Doesn’t this passage just come alive to us!?

How Do We Grow and Make Our Faith “Ours”?

How do you grow? How do you figure out faith as you go? For 8 days I have thought about this.  Last night as I lay in bed with our youngest, after having read 2 of his favorite short books to him, he fell asleep and I was listening to him sleep and then I feel asleep thinking about this story.

And then I woke up 20 minutes later and said, “That’s it! That’s the ending. That’s the answer!”

Y’all, it’s the hardest answer. It’s the hardest truth you may ever have to believe. And here it is: how do you begin to expand your faith so that it begins to be as big as God and as complex as your life?

You learn to believe the hardest truth in the hardest moments: at the center of the story is not you, but a God whose hands are capable and a heart that is filled with love who calls you to follow and to trust as you walk into the future. God has a pair of shoes tailor-made just for you.

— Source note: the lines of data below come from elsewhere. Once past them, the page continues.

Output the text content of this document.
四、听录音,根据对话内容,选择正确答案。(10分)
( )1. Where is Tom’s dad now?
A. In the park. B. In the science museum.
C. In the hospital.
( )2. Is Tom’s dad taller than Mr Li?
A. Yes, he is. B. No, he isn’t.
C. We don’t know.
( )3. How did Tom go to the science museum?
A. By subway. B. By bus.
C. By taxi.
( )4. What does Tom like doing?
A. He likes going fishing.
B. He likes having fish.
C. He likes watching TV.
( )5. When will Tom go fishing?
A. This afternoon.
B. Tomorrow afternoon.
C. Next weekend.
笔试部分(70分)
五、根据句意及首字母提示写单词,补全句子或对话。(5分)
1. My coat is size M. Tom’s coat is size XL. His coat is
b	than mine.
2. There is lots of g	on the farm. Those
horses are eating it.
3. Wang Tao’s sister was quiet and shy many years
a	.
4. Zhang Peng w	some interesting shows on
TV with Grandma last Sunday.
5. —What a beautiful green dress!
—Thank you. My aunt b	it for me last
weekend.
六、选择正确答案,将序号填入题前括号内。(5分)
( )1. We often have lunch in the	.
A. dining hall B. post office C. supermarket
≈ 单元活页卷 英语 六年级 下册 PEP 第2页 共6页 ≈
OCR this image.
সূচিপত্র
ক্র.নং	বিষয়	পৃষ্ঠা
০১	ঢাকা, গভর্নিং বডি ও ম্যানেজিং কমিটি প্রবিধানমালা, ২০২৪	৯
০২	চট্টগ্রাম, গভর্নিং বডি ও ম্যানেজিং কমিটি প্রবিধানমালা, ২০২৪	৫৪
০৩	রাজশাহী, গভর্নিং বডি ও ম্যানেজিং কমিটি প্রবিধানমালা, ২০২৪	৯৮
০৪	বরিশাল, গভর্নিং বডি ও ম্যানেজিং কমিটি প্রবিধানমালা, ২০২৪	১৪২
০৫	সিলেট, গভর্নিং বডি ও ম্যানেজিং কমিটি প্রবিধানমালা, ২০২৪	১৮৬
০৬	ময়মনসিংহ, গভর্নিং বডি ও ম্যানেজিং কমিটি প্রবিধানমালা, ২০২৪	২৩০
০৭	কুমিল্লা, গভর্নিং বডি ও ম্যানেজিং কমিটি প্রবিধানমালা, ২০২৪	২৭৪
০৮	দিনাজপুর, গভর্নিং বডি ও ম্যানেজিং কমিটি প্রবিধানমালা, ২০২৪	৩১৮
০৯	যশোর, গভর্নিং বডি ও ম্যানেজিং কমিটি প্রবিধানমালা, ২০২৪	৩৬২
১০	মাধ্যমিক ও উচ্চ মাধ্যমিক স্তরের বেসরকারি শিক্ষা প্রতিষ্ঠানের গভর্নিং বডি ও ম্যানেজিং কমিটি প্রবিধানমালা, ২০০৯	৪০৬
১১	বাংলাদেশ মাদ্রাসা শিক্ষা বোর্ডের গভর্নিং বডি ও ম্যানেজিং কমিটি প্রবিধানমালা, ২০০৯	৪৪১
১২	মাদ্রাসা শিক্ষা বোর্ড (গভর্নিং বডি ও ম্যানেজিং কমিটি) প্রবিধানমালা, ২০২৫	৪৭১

That’s why we need to read John 21 so we see the truth of believing the hardest thing. (Read more here)

This is after the resurrection and Peter and the disciples don’t know what to believe. What does Peter want to do? He wants to go fishing. He wants to go back to life before, but you and I know, that life doesn’t exist anymore.

The story in John mirrors the story in Luke. Peter goes fishing at night in a boat and they throw nets and they catch nothing. Jesus is on the beach and tells them, “Trust me and try it another way and your nets will be filled.” Only then does Peter see Jesus as he truly is.

Peter then has another conversation with Jesus and Peter starts talking about John. Jesus has told all the disciples, “Your life has changed. They crucified me and I’m resurrected and I’ll be with you only for a little while longer but I’m going to the father. You will all disperse. This group is breaking up and you will go into all the world and experience all new things.” You will have to figure it out as you go.

Peter asks, “What about John?”

Jesus says, “You can’t worry about John.” You can only worry about yourself. 

But, Jesus, there are so many unanswered questions I have. How do I do this? How do I become the person I want to become? How do I become the person I know you want me to become? How do I continue that journey? You once sought me and met me when I was a stranger and now I am a close friend, how do I keep the friendship close and tight? I never want to let it go.

Peter, the answer is always the same.

Follow me.

Put on your new shoes and follow me.